Web crawling / Graph traversal
Andy Novocin
Daily Challenge
Given an undirected graph give an algorithm to convert from:
a) Adjacency Matrix to Adjacency List
Daily Challenge cont.
b) From Adjacency List to Incidence matrix. An Incidence matrix is a \( |V| \times |E| \) matrix where \(M[i,j] = 1\) if vertex \(i\) is part of edge \(j\) (for some edge numbering system).
Daily Challenge cont.
c) From incidence matrix to adjacency list.
Pedagogical Reminder
The only way to progress in a STEM subject is through wrestling with concepts.
You can fake it for a long time thanks to the internet... slow down and build skill.
Graph Traversal
We want to visit every node (every edge).
How do we avoid returning to old places?
How do we do this efficiently?
Breadcrumbs
Three states:
Undiscovered (starting state)
Discovered (seen once from somewhere)
Processed (completely drained of data)
Properties
A winning algorithm here must be:
Systematic
Efficient
What's wrong with right hand on the wall?
Today BFS next time DFS
BFS = Breadth-First-Search
DFS = Depth-First-Search
Same outcome, completely different applications
Pseudo-code
BFS(G,s):
for v in G.V:
v.state = "undiscovered"
v.parent = NULL
s.state = "discovered"
s.d = 0
Q.enqueue(s)
while not Q.isEmpty:
u = Q.dequeue()
//TODO: process u here
for v in u.neighbors:
//TODO: process edge (u,v) here
if v.state == "undiscovered":
v.state = "discovered"
v.parent = u
v.d = u.d + 1
Q.enqueue(v)
u.state = "processed"
ICU1: BFS(G,a) vs BFS(G,i);
ICU2
How many times is each edge visited?
What is the complexity of BFS?
As a vehicle for riding the rails
Many algorithms are just traversal algorithms with extra processing.
When you discover a vertex feel free to call a vertex sub-routine.
When you know a vertex and a parent then call an edge sub-routine.

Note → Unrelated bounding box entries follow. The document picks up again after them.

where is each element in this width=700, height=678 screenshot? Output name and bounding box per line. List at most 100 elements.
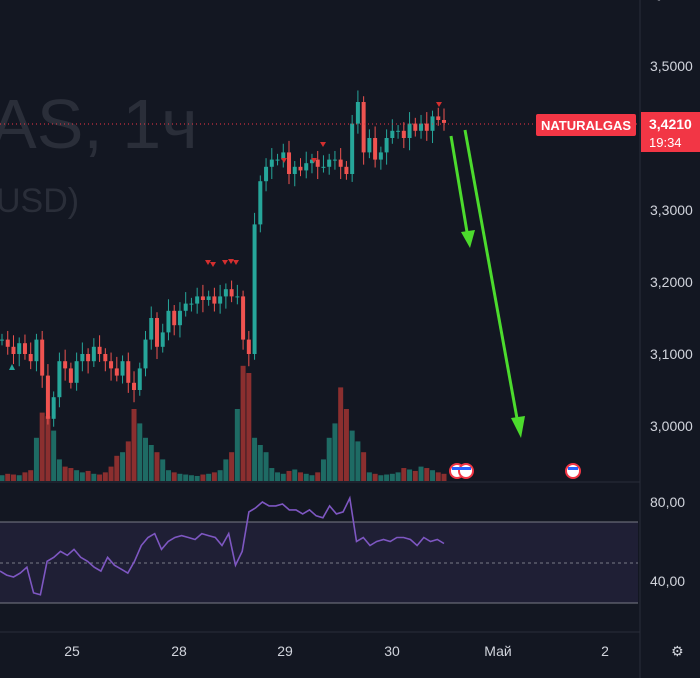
candle-body-9 [51, 397, 56, 419]
volume-bar-22 [125, 441, 131, 481]
volume-bar-41 [234, 409, 240, 481]
countdown: 19:34 [649, 135, 682, 150]
candle-body-37 [212, 296, 217, 304]
candle-body-26 [149, 318, 154, 340]
volume-bar-72 [412, 470, 418, 481]
volume-bar-23 [131, 409, 137, 481]
candle-body-6 [34, 339, 39, 362]
volume-bar-1 [5, 473, 11, 481]
candle-body-23 [132, 382, 137, 390]
volume-bar-3 [16, 475, 22, 481]
candle-body-48 [275, 159, 280, 161]
candle-body-19 [109, 361, 114, 369]
candle-body-47 [269, 159, 274, 167]
symbol-label-box [536, 114, 636, 136]
volume-bar-50 [286, 470, 292, 481]
top-icon[interactable]: ◦ [656, 0, 662, 6]
candle-body-12 [68, 368, 73, 383]
candle-body-54 [309, 159, 314, 164]
candle-body-27 [154, 318, 159, 347]
volume-bar-18 [102, 472, 108, 481]
volume-bar-13 [74, 470, 80, 481]
candle-body-67 [384, 138, 389, 153]
candle-body-53 [304, 163, 309, 171]
price-tick-3: 3,1000 [650, 346, 693, 362]
volume-bar-4 [22, 472, 28, 481]
volume-bar-75 [430, 470, 436, 481]
candle-body-8 [45, 375, 50, 419]
candle-body-18 [103, 354, 108, 362]
volume-bar-63 [361, 452, 367, 481]
volume-bar-59 [338, 387, 344, 481]
candle-body-66 [378, 152, 383, 160]
volume-bar-24 [137, 423, 143, 481]
candle-body-49 [281, 152, 286, 160]
price-tick-4: 3,0000 [650, 418, 693, 434]
time-tick-5: 2 [601, 643, 609, 659]
candle-body-10 [57, 361, 62, 398]
candle-body-34 [195, 296, 200, 304]
candle-body-14 [80, 354, 85, 362]
candle-body-20 [114, 368, 119, 376]
volume-bar-12 [68, 468, 74, 481]
time-tick-3: 30 [384, 643, 400, 659]
candle-body-13 [74, 361, 79, 383]
time-tick-4: Май [484, 643, 511, 659]
candle-body-4 [22, 343, 27, 354]
volume-bar-34 [194, 475, 200, 481]
candle-body-51 [292, 166, 297, 174]
candle-body-73 [419, 123, 424, 131]
volume-bar-35 [200, 474, 206, 481]
volume-bar-27 [154, 452, 160, 481]
volume-bar-11 [62, 466, 68, 481]
volume-bar-29 [165, 470, 171, 481]
volume-bar-33 [188, 475, 194, 481]
volume-bar-20 [114, 455, 120, 481]
volume-bar-66 [378, 475, 384, 481]
candle-body-74 [424, 123, 429, 131]
volume-bar-2 [10, 474, 16, 481]
volume-bar-21 [120, 452, 126, 481]
candle-body-71 [407, 123, 412, 138]
price-candles [0, 90, 446, 427]
candle-body-69 [396, 130, 401, 132]
volume-bar-53 [303, 473, 309, 481]
candle-body-38 [218, 296, 223, 304]
candle-body-21 [120, 361, 125, 376]
candle-body-25 [143, 339, 148, 369]
candle-body-65 [373, 138, 378, 160]
candle-body-57 [327, 159, 332, 167]
candle-body-43 [246, 339, 251, 354]
volume-bar-57 [326, 437, 332, 481]
candle-body-30 [172, 310, 177, 326]
candle-body-44 [252, 224, 257, 354]
volume-bar-40 [229, 452, 235, 481]
candle-body-11 [63, 361, 68, 369]
volume-bar-43 [246, 373, 252, 481]
volume-bar-65 [372, 473, 378, 481]
candle-body-61 [350, 123, 355, 174]
candle-body-41 [235, 296, 240, 298]
settings-icon[interactable]: ⚙ [671, 644, 684, 660]
candle-body-24 [137, 368, 142, 390]
volume-bar-32 [183, 474, 189, 481]
event-icons[interactable] [449, 463, 581, 479]
candle-body-64 [367, 138, 372, 153]
volume-bar-51 [292, 469, 298, 481]
volume-bar-58 [332, 423, 338, 481]
volume-bar-6 [33, 437, 39, 481]
candle-body-3 [17, 343, 22, 354]
volume-bars [0, 365, 447, 481]
candle-body-42 [241, 296, 246, 340]
volume-bar-73 [418, 466, 424, 481]
last-price-box [641, 112, 700, 152]
candle-body-72 [413, 123, 418, 131]
candle-body-55 [315, 159, 320, 167]
forecast-arrows [449, 129, 525, 438]
volume-bar-61 [349, 430, 355, 481]
volume-bar-25 [143, 437, 149, 481]
time-tick-2: 29 [277, 643, 293, 659]
candle-body-60 [344, 166, 349, 174]
volume-bar-30 [171, 472, 177, 481]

When you are done with a vertex you can call a clean-up function.
Subtle Points (parent)
Parent is not well defined on a graph.
Our traversal creates a parent to children relationship
We've converted the graph into a tree.
ICU3: Tree from a; Tree from i
Subtle Points (queue)
If we merely change our data container from Queue to Stack we get Depth-First-Search.
We rely on the ordering of FIFO to get some unique properties
Subtle Points (bit arrays, properties, or other)
If you choose the wrong way of "coloring" the points you lose speed.
BFS tree == Shortest Path?
Work from leaf to root using parent
pointers.
This gives a backwards path.
I claim it is the shortest path between the two.
Reason: BFS works radially
I will process all of the vertices of distance 1.
The nodes which are discovered after them must not have been distance 1.
If they are one away from distance 1 then they must be distance 2.
Limitations
Only works when you start BFS from one of the two points.
So far, only works when unweighted.
Quick exercise: Use our tree to get shortest_path from \(a\) to \(f\).
Connected Components
Can I get from every vertex to every other vertex?
Visually, this seems simple (undirected).
Important question (power grids, emergency traffic redirect, google maps)
Doable with BFS
c = 0
for v in vertices:
if v.state == "undiscovered":
c += 1
BFS(G,v) // component c
ICU4 Can this be two-colored?
Bipartite Graph Detection
for v in vertices:
v.color = "none"
s = vertices[0]
s.color = "color1"
bipartite = True
BFS(G,s) //using extra sub-routines
def process_edge(u,v):
if (u.color == v.color):
bipartite = False
v.color = opposite_color(u.color)